Mais Octave n’avait nulle envie de la suivre; déjà son sang s’était refroidi, et il avait honte du mouvement qui l’avait un moment emporté. D’ailleurs la porte venait de s’ouvrir, et la silhouette du père de Marguerite s’y dressait maintenant grave et sévère.

– Octave! dit le vieillard d’une voix lente et sombre, je vous ai estimé jusqu’aujourd’hui à l’égal d’un gentilhomme et d’un homme de cœur; mais l’action que vous venez de commettre est une lâcheté, et je vous méprise…

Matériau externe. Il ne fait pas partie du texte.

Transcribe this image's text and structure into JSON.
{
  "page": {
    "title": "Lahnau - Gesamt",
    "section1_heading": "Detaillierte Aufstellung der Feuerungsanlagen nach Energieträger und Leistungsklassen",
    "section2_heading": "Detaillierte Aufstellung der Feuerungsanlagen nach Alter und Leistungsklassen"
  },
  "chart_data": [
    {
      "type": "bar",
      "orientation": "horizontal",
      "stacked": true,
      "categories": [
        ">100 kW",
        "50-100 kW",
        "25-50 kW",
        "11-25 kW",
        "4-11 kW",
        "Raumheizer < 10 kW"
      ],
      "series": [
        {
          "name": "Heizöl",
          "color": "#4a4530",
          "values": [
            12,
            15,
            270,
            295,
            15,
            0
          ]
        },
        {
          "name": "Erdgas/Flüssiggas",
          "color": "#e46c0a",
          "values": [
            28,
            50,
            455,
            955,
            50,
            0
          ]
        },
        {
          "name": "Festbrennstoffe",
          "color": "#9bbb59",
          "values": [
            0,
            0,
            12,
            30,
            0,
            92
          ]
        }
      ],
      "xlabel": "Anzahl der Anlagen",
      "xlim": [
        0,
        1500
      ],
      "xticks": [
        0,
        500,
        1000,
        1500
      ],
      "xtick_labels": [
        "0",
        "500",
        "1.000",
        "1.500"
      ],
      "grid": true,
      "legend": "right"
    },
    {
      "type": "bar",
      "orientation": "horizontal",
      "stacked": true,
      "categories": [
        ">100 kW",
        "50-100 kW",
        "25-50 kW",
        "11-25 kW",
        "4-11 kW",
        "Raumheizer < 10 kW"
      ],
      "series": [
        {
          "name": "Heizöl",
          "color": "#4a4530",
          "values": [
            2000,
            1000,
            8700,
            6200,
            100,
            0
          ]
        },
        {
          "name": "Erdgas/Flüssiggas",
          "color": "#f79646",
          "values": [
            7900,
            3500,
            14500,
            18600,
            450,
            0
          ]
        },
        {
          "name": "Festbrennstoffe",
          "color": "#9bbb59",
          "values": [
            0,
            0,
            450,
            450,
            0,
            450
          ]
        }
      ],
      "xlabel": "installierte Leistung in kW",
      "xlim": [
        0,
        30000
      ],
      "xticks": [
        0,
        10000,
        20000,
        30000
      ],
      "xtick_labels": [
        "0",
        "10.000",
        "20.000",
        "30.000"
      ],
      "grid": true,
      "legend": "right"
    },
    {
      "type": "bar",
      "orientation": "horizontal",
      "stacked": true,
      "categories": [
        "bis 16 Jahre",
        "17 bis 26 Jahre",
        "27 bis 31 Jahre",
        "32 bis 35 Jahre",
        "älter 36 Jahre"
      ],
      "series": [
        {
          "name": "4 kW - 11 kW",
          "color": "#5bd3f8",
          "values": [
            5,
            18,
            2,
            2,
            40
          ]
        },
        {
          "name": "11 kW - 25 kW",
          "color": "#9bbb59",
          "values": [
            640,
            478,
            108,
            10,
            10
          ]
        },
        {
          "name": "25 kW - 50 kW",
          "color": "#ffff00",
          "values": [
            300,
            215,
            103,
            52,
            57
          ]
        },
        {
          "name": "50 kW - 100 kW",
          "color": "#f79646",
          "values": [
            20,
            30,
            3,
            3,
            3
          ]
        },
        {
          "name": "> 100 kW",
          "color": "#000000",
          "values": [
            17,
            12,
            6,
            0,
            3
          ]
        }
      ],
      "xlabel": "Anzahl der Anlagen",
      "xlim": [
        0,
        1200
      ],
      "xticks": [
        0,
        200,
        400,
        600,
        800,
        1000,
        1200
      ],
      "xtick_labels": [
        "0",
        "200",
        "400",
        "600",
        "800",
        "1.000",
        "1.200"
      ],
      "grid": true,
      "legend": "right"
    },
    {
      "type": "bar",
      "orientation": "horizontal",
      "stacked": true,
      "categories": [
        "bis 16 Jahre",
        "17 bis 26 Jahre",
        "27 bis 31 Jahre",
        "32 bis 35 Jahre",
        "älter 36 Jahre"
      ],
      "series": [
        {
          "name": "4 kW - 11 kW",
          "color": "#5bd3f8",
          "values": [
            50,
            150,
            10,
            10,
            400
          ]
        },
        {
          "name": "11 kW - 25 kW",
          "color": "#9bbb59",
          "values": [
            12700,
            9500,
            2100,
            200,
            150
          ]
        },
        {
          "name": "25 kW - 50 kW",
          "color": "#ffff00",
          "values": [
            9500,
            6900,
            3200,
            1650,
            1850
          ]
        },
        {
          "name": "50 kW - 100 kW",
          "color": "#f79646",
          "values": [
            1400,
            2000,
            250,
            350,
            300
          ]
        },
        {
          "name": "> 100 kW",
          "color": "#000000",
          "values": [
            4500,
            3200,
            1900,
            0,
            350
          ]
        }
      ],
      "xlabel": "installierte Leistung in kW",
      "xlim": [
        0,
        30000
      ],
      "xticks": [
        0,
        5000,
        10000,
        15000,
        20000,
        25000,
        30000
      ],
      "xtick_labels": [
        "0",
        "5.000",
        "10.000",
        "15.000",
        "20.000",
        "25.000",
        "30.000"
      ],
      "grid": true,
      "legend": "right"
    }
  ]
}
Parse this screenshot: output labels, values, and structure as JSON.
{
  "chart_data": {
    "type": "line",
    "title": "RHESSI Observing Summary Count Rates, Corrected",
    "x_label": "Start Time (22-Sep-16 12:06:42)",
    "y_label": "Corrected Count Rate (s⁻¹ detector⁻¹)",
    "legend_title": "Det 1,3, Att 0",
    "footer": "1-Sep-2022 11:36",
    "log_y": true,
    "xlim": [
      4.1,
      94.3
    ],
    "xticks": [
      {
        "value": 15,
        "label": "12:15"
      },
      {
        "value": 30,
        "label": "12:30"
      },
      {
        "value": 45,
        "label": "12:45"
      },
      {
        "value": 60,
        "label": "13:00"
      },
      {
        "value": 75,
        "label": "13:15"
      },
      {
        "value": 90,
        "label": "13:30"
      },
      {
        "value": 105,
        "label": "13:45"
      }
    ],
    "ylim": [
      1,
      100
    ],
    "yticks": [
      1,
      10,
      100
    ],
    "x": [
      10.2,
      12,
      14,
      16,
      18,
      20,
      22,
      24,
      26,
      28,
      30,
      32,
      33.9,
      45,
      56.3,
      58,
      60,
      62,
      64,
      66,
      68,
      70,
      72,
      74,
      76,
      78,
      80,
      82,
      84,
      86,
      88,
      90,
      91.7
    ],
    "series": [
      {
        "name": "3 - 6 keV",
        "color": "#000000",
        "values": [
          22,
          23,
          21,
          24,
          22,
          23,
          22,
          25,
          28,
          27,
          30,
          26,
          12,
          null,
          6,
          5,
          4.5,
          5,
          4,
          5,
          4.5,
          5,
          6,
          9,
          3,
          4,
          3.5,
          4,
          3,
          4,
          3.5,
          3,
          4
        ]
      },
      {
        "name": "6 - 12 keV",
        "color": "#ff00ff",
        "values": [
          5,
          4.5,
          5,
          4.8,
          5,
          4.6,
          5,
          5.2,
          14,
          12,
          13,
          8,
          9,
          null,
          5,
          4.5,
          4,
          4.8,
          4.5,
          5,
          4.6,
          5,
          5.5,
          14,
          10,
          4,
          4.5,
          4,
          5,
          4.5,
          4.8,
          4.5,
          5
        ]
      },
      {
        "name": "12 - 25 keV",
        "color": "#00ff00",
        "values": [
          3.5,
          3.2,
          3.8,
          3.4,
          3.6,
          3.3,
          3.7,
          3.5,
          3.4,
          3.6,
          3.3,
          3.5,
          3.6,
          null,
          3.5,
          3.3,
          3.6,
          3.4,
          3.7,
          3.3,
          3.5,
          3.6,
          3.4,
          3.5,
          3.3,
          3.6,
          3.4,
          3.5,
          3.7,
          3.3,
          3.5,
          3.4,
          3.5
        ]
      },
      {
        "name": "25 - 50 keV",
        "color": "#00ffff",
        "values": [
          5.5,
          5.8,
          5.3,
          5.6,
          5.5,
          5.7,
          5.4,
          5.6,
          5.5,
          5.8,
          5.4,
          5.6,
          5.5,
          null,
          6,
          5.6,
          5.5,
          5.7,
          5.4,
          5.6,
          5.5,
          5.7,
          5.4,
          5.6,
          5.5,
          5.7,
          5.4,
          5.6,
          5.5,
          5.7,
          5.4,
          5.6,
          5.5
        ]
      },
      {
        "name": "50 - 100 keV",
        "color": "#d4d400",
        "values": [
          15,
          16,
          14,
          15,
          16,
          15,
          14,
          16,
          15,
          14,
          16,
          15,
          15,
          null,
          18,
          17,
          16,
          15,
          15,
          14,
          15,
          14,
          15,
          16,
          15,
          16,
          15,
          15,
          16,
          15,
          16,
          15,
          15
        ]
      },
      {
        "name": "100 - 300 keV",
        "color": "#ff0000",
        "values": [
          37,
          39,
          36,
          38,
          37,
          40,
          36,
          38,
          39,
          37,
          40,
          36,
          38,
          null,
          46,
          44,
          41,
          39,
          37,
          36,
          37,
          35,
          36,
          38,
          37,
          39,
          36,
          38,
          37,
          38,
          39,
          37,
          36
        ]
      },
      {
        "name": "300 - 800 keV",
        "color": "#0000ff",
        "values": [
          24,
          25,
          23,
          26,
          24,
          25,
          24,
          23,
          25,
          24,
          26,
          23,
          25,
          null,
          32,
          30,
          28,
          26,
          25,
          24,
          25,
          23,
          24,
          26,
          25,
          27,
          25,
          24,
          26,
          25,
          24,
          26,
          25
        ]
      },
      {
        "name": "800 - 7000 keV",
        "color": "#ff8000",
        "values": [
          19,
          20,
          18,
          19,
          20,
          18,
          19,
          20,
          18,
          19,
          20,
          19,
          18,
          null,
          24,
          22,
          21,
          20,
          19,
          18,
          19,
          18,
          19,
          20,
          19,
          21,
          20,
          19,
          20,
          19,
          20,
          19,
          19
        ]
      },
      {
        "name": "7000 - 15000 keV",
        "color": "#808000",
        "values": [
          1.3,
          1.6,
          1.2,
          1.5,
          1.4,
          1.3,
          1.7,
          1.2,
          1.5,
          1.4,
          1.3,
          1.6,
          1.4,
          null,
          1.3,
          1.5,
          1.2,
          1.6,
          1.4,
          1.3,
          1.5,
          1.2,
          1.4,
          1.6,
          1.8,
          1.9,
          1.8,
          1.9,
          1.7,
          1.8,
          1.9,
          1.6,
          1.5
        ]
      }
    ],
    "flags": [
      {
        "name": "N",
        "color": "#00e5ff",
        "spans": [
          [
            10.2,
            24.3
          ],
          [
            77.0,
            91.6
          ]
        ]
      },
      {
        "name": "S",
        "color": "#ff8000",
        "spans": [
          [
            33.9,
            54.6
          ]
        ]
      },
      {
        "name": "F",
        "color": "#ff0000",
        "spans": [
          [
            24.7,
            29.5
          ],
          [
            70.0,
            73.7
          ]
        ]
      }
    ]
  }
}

– Monsieur, balbutia Octave.

– Une lâcheté, répéta Tanneguy avec fermeté; une pauvre fille sans défense, une enfant, innocente et pure; ne pas se contenter de la séduction du regard et de la parole, pousser l’infamie jusqu’à la violence, ah! c’est trop, monsieur, et tout autre que moi, peut-être, vous eût fait payer cher une semblable conduite…

– Mais je l’aime! interrompit Octave; mon seul désir est de faire de Marguerite ma femme devant Dieu et devant les hommes!

Tanneguy haussa les épaules, et sourit:

– Que vous l’aimiez, monsieur, répondit-il, c’est possible: mais que vous ayez l’intention de l’épouser, c’est faux.

– Pourtant…

– C’est faux, vous dis-je, car vous savez bien, comme moi, que Mme la comtesse de Kerhor ne consentirait jamais à une pareille union. Et cependant, poursuivit Tanneguy, toujours avec la même gravité triste, il fut un temps où les Tanneguy eussent peut-être hésité, eux aussi, à contracter une alliance avec les Kerhor. Mes ancêtres m’ont légué à moi aussi, monsieur le comte, un blason que je n’étale pas aux yeux du monde, mais dont je suis fier, et je ne permettrai à personne, à personne, entendez-vous, de le souffleter impunément!

Et comme Octave demeurait interdit et muet, le vieux Breton continua:

– C’est le malheur des temps, monsieur le comte, dit-il, les jeunes gens d’aujourd’hui, qui, à l’âge de vingt ans ne croient plus à l’amour, à la fidélité, à la loyauté, à l’honneur, s’arrogent le droit de porter insolemment le trouble et la honte dans les familles… Que leur importe à eux la vieillesse du père ou la pureté candide de la fille; ils vont droit leur chemin, sans s’inquiéter de ce qu’ils laissent derrière. Mais il peut se trouver cependant, et j’en suis une preuve vivante, monsieur le comte, un homme, un vieillard, que de pareilles actions révoltent, qui a encore dans les veines un sang jeune et vigoureux, et qui, au besoin, ne l’oubliez pas, saurait venger par l’épée, et d’une main sûre, l’outrage fait à son honneur! Allez donc, monsieur le comte; demain, grâce à vous, ma fille et moi nous quitterons le pays… Et je vous le dis, avant de vous quitter, je vous le dis sans colère et sans forfanterie, je prie Dieu qu’il vous éloigne à tout jamais de ma demeure.